Le Plaisir: Platon, Aristote et la postérité

Karine Tordo·Rombaut
Pages 59-90

Protagoras 351b3‑358d4 : le plaisir et rien d’autre

In Protagoras 351b3‑358d4, Socrates apparently admits the use of pleasure and pain as criteria for distinguishing between good and bad. Focusing on this passage, my paper outlines three problems, raising from : (1) the contradiction between Socrates’ objection to pleasure in other platonic dialogues and his assent here to a hypothesis which identifies good with pleasure ; (2) the petitio principii apparently involved in Socrates’ argument to support the thought that knowledge is more powerful than emotions ; (3) the compatibility of his “ hedonist ” hypothesis with his “intellectualist” thought.
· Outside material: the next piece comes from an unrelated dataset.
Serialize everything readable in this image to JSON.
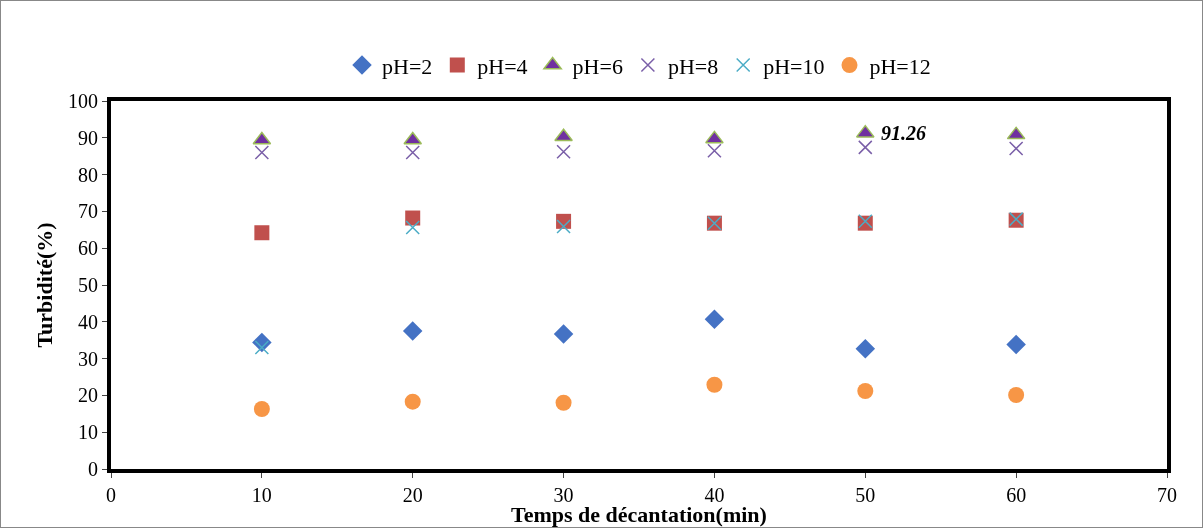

My paper undertakes to reconstruct Socrates’ argument, in order to answer problem (2). I contend that this argument makes the humans admit they are deprived of the knowledge both of good and evil and of pleasant and painful, a point sufficient to silence them when they speak of “knowledge being defeated by pleasure”. This contention helps answering problem (1), through a distinction between so‑called pleasures (to which Socrates objects) and real ones (which he might accept). My conclusion answers problem (3), by showing that, held together, both the “hedonist” hypothesis and the “intellectualist” thought lead to not take pleasure for granted, as required to secure a philosophical approach.